= Requiem (Rouse) =

Work for choir and orchestra by Christopher Rouse

Requiem is a composition for solo baritone, children's choir, chorus, and orchestra by the American composer Christopher Rouse. The piece was commissioned by Soli Deo Gloria for the 2003 bicentennial of the birth of French composer Hector Berlioz. It was completed July 12, 2002 and premiered March 25, 2007 at the Walt Disney Concert Hall in Los Angeles, with the conductor Grant Gershon leading the Los Angeles Master Chorale and their orchestra, the Los Angeles Children's Chorus, and the baritone Sanford Sylvan.

==Composition==
The duration of the Requiem is approximately 90 minutes. Though it was commissioned to commemorate composer Hector Berlioz, the piece contains no references to the music of Berlioz. Rouse was more inspired by the War Requiem by English composer Benjamin Britten. Similar to the War Requiem, the composition follows the liturgical requiem text, but additionally incorporates text from other sources, specifically lyrics from European hymns and lines from the poetry of Seamus Heaney, Siegfried Sassoon, Michelangelo, Ben Jonson, and John Milton.

===9/11===
Having completed the work shortly after the events of the 2001 September 11 attacks, Rouse, after much personal deliberation, elected not to dedicate the Requiem to the victims of the attacks. In the program notes, Rouse commented:
September 11, 2001 found me in New York City. After the initial shock of the day's events began to wear off, it became obvious to me that this Requiem of which I had completed about half should be completed in and dedicated to the remembrance of those who perished. However, further reflection led me to change my mind; I had come to feel that some tragedies were too enormous to consecrate with anything more than deep but silent grieving and that to turn this piece into a '9/11 work' might even smack a bit of opportunism. There is a small, symbolic reference in the score to September 11, but beyond that I have elected to attempt, in my own inadequate way, a remembrance of all who have died as well as those who have survived and grieved for them. It is my hope that my Requiem will, in the end, provide some sort of solace, and for this reason I have interspersed near the conclusion verses from the Anglican hymn 'Now the Laborer's Task is O'er' (death) with lines from 'Es ist ein' Ros' entsprungen' (i.e., 'Lo! How a Rose e'er Blooming' - birth).

==Reception==
Mark Swed of the Los Angeles Times lavished the Requiem with praise, declaring it "the first great traditional American Requiem" and called it "a Requiem of wondrous mixed emotions." George Grella of the New York Classical Review called the piece "fascinating, massive, ungainly, often moving, sometimes unhinged: if not a completely successful composition, at least an impressive showcase for musicians and composer’s craft alike." Corinna Da Fonseca-Wollheim of The New York Times praised the New York City premiere, saying, "The predominant mood of Mr. Rouse’s 'Requiem' is one of uncomprehending grief and fury almost as if, bereft of faith, it were mourning the death of consolation itself. But then there are glimpses of hope. Mr. Imbrailo’s limpid and smoothly flowing rendition of Jonson’s 'Farewell, thou child of my right hand' was joined by a fleeting, radiant flute solo. And when the Brooklyn Youth Chorus entered with the Marian hymn 'Es ist ein Ros entsprungen,' sung with a gleaming, pure sound from a side balcony, the effect was powerfully emotional, even as it skirted the fine line between pathos and kitsch."

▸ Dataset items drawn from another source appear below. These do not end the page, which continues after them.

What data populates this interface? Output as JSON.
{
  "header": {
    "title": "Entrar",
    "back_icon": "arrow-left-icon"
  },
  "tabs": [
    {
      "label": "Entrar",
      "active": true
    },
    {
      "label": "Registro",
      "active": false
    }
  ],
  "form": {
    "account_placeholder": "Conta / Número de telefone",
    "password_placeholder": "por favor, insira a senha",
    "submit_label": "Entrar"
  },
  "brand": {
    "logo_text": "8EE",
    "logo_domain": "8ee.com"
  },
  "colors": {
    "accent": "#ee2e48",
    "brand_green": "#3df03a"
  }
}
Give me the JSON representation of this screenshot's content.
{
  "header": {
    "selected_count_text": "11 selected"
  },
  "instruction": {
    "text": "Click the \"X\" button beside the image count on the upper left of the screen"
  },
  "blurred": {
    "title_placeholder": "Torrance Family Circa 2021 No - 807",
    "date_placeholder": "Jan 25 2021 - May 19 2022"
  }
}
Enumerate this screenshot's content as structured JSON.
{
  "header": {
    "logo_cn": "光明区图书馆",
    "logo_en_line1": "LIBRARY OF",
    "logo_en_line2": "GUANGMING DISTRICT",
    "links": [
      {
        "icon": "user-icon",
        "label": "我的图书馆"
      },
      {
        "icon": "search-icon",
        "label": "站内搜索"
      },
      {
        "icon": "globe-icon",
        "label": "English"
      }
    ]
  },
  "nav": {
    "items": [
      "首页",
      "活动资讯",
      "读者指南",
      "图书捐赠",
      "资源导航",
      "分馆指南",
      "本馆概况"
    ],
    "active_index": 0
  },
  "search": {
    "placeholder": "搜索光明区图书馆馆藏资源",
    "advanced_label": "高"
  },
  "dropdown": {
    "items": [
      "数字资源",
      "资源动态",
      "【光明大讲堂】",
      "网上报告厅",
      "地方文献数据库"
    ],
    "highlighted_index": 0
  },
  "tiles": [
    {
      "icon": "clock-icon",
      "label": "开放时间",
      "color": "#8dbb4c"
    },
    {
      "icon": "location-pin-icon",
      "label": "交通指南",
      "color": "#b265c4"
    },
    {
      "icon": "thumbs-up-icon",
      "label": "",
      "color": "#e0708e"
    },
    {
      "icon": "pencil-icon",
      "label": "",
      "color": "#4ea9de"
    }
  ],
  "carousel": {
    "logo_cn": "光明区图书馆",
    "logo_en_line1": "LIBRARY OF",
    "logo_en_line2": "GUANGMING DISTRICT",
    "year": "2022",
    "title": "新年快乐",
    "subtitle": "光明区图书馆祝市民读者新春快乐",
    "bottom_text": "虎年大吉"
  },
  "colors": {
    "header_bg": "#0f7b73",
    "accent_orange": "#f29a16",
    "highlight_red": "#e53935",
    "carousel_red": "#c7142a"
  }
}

At the New York City premiere, conductor Alan Gilbert said of the Requiem, "This work goes farther or comes from deeper in him than almost any other piece of his. It takes a lot out of you both technically but emotionally as well." Rouse himself said of the piece, "All of that was to try to put across the idea of facing death, whether you're facing it yourself or if you're going on after the death of a loved one. But it is a very personal work and I think it's the best work I've composed."